Little but Life-Changing Miracles
While the surgery didn’t completely suppress my tremors, I would say that I’ve experienced at least an 80 to 90% reduction. A week after my neurologist turned on the pulse generator and programmed it to reduce my tremors, I experienced a constant array of little miracles each day:
*I am able to floss without spending 30 seconds aiming for one crevice, and I am able to brush my teeth without ramming the head into my gums or chipping a tooth or smearing toothpaste across the side of my cheek.
*I am able to put on my glasses without
jabbing the stem into my eye or ramming the nose pieces into the bridge of my nose causing it to bleed.
*I am able to shave without going over the same spot seven or eight times because I couldn’t hit what I was aiming at.

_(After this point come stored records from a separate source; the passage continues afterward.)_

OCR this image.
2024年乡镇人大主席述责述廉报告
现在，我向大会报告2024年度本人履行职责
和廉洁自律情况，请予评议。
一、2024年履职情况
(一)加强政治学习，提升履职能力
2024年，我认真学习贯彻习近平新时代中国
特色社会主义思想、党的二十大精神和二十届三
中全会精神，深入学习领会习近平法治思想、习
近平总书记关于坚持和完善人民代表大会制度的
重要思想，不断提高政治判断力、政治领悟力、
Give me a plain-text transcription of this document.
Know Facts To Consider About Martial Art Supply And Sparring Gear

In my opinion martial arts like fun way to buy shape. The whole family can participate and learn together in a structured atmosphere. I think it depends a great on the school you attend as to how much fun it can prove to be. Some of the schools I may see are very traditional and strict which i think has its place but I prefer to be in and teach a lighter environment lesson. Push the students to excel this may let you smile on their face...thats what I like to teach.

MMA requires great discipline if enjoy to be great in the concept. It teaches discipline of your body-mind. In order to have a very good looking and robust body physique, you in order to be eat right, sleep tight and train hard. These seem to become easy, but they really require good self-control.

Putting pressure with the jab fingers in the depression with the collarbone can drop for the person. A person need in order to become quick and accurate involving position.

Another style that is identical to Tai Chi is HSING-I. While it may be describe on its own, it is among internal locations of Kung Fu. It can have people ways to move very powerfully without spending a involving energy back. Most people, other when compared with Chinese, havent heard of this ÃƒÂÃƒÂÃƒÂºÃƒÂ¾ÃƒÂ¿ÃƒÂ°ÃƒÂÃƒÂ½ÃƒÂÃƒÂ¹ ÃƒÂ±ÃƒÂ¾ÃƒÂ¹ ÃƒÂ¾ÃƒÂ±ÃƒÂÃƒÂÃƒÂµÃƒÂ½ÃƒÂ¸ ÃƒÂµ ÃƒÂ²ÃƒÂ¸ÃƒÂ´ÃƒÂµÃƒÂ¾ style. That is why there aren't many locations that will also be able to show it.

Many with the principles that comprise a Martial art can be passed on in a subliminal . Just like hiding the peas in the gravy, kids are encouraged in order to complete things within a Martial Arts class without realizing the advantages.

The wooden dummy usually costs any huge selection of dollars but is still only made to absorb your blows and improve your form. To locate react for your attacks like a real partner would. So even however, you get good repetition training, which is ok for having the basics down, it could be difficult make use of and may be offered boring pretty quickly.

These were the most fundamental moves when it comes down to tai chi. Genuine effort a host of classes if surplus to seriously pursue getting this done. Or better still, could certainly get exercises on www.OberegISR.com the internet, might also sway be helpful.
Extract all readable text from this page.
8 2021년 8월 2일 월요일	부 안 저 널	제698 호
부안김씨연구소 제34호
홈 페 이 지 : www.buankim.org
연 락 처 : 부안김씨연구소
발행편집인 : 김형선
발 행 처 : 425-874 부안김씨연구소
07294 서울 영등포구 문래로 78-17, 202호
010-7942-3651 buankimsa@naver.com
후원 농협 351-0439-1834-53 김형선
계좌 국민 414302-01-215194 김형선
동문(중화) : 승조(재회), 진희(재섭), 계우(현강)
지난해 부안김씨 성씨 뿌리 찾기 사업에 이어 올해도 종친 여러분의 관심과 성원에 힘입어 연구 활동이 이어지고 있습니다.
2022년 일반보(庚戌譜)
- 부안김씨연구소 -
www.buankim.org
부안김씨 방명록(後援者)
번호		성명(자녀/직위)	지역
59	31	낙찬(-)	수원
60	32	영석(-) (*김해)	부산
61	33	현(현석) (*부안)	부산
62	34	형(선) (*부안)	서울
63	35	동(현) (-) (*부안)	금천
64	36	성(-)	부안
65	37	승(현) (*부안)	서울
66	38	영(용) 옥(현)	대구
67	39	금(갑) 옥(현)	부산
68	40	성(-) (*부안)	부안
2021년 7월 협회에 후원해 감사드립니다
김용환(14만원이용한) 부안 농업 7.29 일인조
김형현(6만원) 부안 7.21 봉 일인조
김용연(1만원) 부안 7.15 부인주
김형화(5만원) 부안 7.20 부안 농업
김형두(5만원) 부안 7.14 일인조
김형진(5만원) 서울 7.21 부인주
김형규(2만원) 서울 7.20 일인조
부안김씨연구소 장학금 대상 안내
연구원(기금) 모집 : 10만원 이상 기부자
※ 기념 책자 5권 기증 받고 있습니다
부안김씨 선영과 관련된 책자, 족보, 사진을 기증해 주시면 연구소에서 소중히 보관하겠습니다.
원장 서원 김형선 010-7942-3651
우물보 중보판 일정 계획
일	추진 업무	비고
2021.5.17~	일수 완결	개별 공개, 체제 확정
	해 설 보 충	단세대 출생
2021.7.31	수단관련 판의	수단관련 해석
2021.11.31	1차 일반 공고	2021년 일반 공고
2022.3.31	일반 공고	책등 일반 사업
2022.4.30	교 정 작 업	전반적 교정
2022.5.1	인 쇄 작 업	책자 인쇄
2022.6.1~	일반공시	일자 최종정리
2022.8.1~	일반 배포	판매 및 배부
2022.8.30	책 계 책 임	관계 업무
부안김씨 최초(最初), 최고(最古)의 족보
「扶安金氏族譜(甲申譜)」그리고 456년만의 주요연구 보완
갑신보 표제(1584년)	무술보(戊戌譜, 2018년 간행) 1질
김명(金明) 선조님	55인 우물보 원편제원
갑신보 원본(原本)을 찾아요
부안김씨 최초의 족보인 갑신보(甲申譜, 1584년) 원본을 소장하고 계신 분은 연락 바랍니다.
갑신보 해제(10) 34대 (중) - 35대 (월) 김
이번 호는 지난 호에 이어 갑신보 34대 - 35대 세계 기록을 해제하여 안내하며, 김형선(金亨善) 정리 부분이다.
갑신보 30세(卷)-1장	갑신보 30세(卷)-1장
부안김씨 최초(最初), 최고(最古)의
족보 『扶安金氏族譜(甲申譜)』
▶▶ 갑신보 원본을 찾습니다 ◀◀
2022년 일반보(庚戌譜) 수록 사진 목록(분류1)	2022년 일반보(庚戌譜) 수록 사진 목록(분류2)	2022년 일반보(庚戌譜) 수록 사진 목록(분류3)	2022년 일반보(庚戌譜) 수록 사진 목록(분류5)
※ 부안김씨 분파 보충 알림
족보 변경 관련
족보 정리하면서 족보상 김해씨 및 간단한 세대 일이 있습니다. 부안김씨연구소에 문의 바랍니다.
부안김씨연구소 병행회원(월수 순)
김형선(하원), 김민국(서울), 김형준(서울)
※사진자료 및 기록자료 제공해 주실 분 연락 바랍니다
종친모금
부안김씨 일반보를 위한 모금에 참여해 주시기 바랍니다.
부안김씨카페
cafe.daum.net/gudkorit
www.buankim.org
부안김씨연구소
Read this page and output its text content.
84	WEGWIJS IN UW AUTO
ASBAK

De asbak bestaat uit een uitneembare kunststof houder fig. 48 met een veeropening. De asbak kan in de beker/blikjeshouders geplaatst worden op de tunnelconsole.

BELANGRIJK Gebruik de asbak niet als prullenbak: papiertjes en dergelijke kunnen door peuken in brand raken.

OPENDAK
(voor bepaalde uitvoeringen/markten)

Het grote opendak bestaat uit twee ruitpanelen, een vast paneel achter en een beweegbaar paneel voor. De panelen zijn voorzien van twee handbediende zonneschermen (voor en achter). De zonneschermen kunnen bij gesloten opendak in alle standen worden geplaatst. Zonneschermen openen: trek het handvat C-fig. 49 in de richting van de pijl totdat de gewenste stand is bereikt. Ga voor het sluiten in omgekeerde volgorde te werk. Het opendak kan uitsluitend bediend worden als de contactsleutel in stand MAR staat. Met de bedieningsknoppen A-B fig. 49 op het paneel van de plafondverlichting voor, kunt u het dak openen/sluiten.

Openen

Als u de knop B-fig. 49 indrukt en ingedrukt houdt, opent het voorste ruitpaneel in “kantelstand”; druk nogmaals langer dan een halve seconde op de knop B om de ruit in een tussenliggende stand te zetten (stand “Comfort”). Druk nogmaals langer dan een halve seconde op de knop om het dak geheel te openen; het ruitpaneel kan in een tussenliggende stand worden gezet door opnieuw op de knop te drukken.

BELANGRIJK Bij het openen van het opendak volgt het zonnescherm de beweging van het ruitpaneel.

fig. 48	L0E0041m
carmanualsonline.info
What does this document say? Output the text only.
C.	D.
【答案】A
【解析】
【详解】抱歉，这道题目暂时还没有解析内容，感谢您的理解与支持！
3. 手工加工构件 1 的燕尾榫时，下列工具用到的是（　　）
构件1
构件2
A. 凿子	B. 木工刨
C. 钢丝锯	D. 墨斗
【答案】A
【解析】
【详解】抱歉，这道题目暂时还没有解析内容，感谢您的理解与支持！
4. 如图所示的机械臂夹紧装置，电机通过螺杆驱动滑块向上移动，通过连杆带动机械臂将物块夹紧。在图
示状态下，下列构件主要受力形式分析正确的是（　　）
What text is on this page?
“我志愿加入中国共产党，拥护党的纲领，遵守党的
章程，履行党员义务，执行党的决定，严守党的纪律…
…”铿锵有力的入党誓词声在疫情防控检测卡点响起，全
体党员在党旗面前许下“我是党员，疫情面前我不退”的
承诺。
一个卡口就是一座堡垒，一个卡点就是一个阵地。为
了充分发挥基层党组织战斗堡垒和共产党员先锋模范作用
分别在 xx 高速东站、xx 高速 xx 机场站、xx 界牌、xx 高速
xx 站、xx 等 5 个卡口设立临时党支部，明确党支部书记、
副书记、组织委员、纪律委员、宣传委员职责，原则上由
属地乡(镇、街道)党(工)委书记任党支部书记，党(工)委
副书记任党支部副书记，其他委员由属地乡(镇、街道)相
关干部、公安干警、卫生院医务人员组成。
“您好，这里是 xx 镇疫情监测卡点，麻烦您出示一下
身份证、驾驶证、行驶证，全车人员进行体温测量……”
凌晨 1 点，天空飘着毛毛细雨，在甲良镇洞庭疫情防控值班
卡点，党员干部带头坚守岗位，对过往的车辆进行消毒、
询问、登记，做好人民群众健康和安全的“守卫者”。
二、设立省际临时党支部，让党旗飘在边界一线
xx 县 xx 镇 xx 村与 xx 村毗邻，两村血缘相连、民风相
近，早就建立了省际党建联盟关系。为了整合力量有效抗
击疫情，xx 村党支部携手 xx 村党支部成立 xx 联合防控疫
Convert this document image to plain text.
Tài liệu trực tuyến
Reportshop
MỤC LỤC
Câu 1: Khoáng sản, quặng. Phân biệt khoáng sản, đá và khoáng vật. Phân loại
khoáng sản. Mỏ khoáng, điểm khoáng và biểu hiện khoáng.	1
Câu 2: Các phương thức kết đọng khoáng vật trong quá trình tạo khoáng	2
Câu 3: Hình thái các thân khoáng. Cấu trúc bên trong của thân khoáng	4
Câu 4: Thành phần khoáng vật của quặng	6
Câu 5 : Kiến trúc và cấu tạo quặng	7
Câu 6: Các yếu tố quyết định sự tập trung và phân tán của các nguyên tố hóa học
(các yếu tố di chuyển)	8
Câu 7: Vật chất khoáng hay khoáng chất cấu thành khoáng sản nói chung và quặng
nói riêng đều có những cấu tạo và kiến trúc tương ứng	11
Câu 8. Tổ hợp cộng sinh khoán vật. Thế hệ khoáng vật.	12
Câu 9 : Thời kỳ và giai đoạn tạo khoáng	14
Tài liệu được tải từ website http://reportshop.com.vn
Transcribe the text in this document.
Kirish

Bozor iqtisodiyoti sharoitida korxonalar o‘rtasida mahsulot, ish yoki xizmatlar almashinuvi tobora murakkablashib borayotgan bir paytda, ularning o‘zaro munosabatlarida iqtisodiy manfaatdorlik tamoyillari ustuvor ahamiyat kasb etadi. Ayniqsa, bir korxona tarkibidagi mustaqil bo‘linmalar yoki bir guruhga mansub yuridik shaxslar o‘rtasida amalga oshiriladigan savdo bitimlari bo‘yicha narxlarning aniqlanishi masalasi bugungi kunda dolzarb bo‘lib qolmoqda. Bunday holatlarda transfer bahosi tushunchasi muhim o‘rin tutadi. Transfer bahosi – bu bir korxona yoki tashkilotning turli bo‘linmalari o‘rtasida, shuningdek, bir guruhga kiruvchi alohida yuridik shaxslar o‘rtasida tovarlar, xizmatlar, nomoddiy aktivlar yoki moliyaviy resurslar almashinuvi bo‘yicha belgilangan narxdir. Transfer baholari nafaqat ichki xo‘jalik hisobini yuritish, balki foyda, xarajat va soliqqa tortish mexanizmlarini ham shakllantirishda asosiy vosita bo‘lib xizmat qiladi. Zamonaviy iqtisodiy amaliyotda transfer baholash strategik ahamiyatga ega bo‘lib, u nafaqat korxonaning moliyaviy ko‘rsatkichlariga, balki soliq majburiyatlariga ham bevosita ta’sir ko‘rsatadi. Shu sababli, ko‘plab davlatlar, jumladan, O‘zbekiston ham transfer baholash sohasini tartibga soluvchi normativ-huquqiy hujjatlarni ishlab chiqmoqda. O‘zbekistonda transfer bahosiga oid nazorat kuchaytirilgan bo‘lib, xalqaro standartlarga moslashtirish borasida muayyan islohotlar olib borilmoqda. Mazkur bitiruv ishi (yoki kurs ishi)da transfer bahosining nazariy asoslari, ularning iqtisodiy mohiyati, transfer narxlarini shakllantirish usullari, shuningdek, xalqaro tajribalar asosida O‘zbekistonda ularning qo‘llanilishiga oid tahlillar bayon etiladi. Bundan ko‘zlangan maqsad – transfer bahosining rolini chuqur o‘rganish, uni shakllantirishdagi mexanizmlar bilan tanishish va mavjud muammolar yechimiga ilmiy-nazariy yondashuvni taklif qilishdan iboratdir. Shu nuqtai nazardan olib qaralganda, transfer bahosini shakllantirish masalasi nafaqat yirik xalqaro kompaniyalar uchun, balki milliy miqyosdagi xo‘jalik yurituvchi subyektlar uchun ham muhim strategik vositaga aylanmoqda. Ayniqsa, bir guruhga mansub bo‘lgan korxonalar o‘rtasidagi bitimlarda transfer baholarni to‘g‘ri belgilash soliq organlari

I may even be able to ditch my electric razor and go back to using a disposable razor without taking my life into my hands.
*I am able to lift a glass of water to my face without dousing myself.
*I am able to capture food on top of my fork without sending it flying halfway across to the room, and I actually manage to get the food into my mouth before it all falls off again or before having to resort to eating with my hands.
*I am able to take out my morning medications without spilling half of them on the counter or worrying that I am going to poison my dog inadvertently with stray pills left on the floor.
*I am able to enter the password for my computer without bracing one hand with the other, and on the first try rather than the 10th. And I am able to keyboard messages without tucking my elbows into my body and without hitting as many wrong keys as right ones.
*I was able to try on frames at LensCrafters without having to ask the sales associate to put each pair of frames on my face for me. And when I paid for them, I was able to easily sign the glass screen of their agreement and payment machine, something I have been unable to do for years.
*I was able to fill out an election ballot for the first time in nearly 20 years. I’m not sure I can describe what it felt like to be able to regain the ability, by my own hand, to use my voice as a citizen of this country.
I haven’t felt at ease in my own body for 40 or 50 years, but I do now.
It’s a whole new world.
Thank you for sharing your story. I was only diagnosed last year, but they’ve become much worse since then Primadone has done nothing for me. I can’t take the main medicine because of my asthma. I’m on so many medication‘s for arthritis, asthma, bipolar, anxiety, and a sleep disorder. I don’t want to take another pill I’m going to talk to my neurologist about DBS. Hopefully I don’t have to wait for my tremors to get much worse to qualify. It sounds like a miracle treatment. I’m so happy it worked for you when you got your life back.
Mark,
Wonderful writing.
I’m 73 and have ET for several yrs. It has accelerated and progressively gotten worse in the last 2 yrs. I have experienced all the frustrations that you have, including the school speech humiliation, except my was in 7th grade by a student that yelled out about my shaking and started laughing. Ever since then I was terrified at giving speeches. Long story short, lots of embarrassing moments and frustrations, whereas it has impacted all areas of my life as well as psychologically.
I have said enough is enough. I was avoiding DBS, as I didn’t like the idea of brain invasion with wires. Focused ultrasound came out and I thought that is perfect, but as I stated studying it and realized the brain burning and potential life long side affects, I thought otherwise. So I’m back to DBS.
I have had my first interview with the neurosurgeon and now another with the neurologist next month, for dbs recommendation. Needless to say, I am somewhat nervous, but realize living with this stinks. No such thing as writing, holding a screwdriver, flossing, trimming nails etc.
Long story short, I am so glad I found your article as it gives me more assurance. It was most informative and realize it took you a long time to write.